Atualmente, o Brasil é o quarto maior produtor de alimentos do mundo. Apesar disso, dados da PENSSAN (Rede Brasileira de Pesquisa em Soberania e Segurança Alimentar e Nutricional) apontam que, em 2021 e 2022, mais de 33 milhões de pessoas viviam em situação de insegurança alimentar grave, caracterizada por privação de alimentos e fome.
Um paradoxo que só poderá ser resolvido com apoio da ciência e com políticas públicas de impacto, apontam os pesquisadores.
“O problema é esse: o Brasil é um grande produtor de alimentos e tem 33 milhões de pessoas passando fome. A fome tem causas múltiplas e requer estratégias multidisciplinares da ciência”, destaca Hungria.
Para resolver o problema, o livro aponta a necessidade de cooperação entre diferentes campos da ciência como forma de melhorar a produção de alimentos, valorizar a agricultura familiar e permitir parcerias entre governos, empresas e terceiro setor.
Entre as propostas apresentadas, estão o investimento em agricultura sustentável e regenerativa como forma de garantir melhor uso dos recursos; a adoção de políticas de prevenção de desastres e de gestão de riscos climáticos; o incentivo aos pequenos agricultores; a adoção de política de renda mínima que garanta a segurança alimentar e o investimento em educação no campo.
Nas últimas décadas, a ciência ajudou a agricultura a produzir mais usando novas tecnologias, como o melhoramento de plantas por engenharia genética ou o tratamento de sementes. Mas o setor terá que lidar com novos desafios nos próximos anos.

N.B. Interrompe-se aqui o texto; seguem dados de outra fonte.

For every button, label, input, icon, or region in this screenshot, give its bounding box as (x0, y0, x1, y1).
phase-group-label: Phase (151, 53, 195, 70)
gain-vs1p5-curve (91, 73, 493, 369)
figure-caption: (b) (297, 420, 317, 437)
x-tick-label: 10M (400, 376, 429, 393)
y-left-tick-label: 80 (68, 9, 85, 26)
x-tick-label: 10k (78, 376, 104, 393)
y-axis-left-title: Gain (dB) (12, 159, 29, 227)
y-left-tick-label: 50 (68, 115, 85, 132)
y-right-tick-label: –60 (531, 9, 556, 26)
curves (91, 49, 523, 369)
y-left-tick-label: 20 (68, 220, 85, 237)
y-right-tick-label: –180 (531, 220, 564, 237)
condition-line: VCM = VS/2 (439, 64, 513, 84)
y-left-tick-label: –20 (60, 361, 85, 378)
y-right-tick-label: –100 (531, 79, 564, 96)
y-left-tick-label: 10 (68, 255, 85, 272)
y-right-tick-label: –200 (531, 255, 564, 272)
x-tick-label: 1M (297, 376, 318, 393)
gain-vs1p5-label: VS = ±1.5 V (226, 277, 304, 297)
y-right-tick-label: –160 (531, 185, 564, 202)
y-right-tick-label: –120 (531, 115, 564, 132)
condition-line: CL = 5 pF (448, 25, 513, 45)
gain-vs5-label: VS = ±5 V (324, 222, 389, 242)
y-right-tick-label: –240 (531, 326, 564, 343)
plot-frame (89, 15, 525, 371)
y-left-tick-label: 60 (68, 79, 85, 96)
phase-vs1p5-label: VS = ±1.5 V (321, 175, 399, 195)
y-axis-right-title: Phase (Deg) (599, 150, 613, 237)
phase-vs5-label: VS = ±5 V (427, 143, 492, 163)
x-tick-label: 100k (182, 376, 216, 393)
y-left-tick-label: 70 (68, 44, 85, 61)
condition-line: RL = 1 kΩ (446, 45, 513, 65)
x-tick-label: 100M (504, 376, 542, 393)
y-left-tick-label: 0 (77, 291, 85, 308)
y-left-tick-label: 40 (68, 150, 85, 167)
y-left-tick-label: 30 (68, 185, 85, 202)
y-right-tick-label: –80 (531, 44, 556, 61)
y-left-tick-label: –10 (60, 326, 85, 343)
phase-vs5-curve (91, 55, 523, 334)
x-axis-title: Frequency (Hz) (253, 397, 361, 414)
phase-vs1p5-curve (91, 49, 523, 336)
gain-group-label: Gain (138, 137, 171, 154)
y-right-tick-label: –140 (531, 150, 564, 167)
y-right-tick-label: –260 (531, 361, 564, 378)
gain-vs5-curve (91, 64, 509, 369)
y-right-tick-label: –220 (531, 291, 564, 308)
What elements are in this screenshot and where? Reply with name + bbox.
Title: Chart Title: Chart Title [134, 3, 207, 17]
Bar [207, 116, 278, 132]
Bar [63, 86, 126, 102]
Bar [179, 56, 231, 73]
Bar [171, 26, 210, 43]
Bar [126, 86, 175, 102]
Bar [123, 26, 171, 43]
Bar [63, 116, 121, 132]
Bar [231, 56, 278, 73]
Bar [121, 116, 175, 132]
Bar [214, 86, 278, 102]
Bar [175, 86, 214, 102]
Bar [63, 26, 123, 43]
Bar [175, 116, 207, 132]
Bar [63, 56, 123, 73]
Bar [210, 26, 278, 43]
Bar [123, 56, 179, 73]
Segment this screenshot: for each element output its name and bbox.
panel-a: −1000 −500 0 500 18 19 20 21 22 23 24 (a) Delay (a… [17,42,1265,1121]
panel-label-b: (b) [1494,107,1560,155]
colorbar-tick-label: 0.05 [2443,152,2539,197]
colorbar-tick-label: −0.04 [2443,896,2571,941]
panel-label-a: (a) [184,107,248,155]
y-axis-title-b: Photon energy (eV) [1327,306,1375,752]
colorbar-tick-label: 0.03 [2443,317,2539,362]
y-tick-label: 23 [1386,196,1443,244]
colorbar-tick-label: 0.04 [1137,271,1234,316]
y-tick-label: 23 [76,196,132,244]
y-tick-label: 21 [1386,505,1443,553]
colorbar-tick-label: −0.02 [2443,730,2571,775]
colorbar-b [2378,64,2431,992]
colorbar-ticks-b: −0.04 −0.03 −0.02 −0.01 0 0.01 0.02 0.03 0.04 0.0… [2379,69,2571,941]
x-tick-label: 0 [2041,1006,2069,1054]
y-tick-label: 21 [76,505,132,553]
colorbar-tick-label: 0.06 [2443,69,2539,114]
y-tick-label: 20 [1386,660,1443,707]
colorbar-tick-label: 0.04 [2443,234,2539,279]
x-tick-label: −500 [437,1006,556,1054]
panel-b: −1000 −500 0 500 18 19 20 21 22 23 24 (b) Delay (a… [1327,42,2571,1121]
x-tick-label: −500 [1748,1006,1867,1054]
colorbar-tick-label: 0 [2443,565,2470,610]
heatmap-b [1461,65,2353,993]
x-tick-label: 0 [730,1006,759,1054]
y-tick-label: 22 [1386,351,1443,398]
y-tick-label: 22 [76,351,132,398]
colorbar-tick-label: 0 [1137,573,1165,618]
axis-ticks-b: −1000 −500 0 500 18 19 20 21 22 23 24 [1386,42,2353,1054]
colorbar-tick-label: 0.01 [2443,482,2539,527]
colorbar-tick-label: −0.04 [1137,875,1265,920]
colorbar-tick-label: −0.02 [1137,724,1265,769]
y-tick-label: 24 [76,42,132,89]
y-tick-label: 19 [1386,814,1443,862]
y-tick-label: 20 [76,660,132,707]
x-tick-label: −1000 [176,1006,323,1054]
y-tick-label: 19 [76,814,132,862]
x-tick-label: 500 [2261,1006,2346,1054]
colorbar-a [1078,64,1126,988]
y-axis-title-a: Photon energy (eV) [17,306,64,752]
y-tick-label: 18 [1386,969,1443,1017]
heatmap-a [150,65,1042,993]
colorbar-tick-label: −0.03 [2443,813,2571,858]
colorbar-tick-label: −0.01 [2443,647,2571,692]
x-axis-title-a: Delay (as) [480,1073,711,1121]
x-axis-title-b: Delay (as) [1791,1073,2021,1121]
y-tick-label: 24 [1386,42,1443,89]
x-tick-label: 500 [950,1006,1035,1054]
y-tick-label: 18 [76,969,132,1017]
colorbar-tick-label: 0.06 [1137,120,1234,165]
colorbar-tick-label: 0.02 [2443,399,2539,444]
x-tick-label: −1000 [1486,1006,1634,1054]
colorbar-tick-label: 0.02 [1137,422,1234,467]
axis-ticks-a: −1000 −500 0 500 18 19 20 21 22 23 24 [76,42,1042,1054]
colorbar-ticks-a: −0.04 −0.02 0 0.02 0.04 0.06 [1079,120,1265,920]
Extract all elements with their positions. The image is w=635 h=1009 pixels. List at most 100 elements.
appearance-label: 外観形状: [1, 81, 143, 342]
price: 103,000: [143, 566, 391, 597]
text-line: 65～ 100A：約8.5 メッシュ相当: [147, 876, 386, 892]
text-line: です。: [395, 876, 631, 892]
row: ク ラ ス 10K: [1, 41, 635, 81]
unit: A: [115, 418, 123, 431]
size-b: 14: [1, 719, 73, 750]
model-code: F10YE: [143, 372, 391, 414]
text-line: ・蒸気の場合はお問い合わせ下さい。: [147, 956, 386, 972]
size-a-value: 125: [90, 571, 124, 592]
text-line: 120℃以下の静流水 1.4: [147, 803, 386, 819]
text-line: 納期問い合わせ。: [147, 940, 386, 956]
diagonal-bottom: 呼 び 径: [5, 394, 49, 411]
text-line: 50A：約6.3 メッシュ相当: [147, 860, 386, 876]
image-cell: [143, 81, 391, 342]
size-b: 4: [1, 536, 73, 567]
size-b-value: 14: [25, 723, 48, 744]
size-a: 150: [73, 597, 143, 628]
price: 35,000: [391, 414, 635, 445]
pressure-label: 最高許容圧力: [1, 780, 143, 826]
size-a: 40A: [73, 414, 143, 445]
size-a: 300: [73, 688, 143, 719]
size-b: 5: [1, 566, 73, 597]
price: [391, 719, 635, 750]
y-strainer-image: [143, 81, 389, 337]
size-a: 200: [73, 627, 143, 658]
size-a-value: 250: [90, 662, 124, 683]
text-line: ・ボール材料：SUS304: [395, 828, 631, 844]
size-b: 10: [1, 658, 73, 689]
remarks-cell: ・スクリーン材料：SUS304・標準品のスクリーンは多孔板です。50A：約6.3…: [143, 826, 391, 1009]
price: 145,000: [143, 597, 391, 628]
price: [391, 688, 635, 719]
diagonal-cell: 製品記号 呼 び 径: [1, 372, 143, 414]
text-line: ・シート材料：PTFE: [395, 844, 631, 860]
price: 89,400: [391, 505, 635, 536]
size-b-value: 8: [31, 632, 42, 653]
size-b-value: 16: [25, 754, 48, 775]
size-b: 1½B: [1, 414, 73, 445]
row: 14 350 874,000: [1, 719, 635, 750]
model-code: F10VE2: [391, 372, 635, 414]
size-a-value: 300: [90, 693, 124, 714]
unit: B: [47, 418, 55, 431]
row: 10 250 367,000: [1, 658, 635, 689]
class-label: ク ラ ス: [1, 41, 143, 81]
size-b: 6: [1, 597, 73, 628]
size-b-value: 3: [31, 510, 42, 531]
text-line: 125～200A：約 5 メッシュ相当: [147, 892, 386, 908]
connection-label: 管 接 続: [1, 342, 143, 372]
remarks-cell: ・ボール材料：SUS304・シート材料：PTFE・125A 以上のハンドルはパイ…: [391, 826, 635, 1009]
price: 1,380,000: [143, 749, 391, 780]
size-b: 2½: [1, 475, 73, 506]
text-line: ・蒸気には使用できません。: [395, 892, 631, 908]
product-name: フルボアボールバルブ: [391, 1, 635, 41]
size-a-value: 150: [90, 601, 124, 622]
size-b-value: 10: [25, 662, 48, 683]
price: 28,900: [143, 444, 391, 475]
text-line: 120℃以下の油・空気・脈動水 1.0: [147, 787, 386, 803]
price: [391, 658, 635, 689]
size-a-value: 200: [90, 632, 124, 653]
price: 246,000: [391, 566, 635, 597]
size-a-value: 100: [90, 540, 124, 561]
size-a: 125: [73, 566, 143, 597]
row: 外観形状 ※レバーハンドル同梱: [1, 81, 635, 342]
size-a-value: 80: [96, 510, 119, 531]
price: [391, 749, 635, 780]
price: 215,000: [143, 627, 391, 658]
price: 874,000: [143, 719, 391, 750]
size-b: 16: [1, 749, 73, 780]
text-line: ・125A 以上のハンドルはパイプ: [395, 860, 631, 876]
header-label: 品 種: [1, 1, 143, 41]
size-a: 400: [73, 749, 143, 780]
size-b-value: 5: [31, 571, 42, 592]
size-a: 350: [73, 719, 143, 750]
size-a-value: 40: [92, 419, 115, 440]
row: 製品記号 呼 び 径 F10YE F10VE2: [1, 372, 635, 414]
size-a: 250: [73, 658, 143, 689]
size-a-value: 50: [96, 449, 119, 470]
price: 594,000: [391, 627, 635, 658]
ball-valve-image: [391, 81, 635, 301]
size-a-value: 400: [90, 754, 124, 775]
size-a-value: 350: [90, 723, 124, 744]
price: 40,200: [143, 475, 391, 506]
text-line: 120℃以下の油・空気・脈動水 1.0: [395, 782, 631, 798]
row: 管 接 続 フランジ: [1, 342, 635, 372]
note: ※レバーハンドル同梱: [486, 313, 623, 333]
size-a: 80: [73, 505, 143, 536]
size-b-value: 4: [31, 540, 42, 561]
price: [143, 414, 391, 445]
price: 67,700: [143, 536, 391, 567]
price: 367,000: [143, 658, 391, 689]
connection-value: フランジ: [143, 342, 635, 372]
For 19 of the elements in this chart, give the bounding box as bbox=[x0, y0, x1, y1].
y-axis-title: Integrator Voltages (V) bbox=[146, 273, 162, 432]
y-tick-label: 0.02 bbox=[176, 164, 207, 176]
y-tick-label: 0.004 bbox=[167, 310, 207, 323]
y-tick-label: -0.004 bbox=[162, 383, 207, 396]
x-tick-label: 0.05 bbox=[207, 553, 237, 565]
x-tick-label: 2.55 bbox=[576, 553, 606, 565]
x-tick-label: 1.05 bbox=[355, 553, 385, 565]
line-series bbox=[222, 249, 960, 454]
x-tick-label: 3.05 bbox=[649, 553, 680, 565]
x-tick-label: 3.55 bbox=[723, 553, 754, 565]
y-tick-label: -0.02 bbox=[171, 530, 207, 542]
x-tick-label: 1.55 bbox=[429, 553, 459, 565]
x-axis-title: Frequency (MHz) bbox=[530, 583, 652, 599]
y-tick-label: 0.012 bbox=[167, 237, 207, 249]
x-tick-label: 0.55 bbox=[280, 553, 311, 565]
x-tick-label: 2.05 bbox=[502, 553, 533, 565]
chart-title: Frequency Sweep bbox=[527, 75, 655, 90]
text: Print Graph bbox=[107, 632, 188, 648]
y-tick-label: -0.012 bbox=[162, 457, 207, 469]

Os três principais são a questão climática, com ações orientadas a reduzir a emissão de gases de efeito estufa e os desmatamentos; o combate à fome e a promoção da transição alimentar justa, com a busca por maior diversificação produtiva e mudanças no uso de insumos; e a inclusão produtiva da população mais vulnerável, com maiores oportunidades a quem precisa.
“Este ano teremos uma quebra enorme na produção por causa da seca e das mudanças climáticas. Temos que investir em ciência para ter plantas que resistam a essas condições. Só que o combate à fome não é só produzir”, pontua Hungria.
O papel das mulheres na segurança alimentar é outro ponto destacado pela publicação. Atualmente, elas representam cerca de 43% do total de produtores na agricultura familiar, além de terem destaque no processamento, comercialização e preparo de alimentos. Apesar disso, mulheres têm dificuldade no acesso à terra e enfrentam outras desigualdades de gênero.
O livro aborda ainda a desinformação em torno da insegurança alimentar, o papel da bioeconomia e da educação no combate à fome, entre outros pontos.
“O combate à fome deve estar sempre na pauta do dia. Esperamos que esse livro sirva de alerta à sociedade em geral e, em especial, aos tomadores de decisão, sobre a urgência do tema," afirma no prefácio a presidente da ABC, Helena Nader.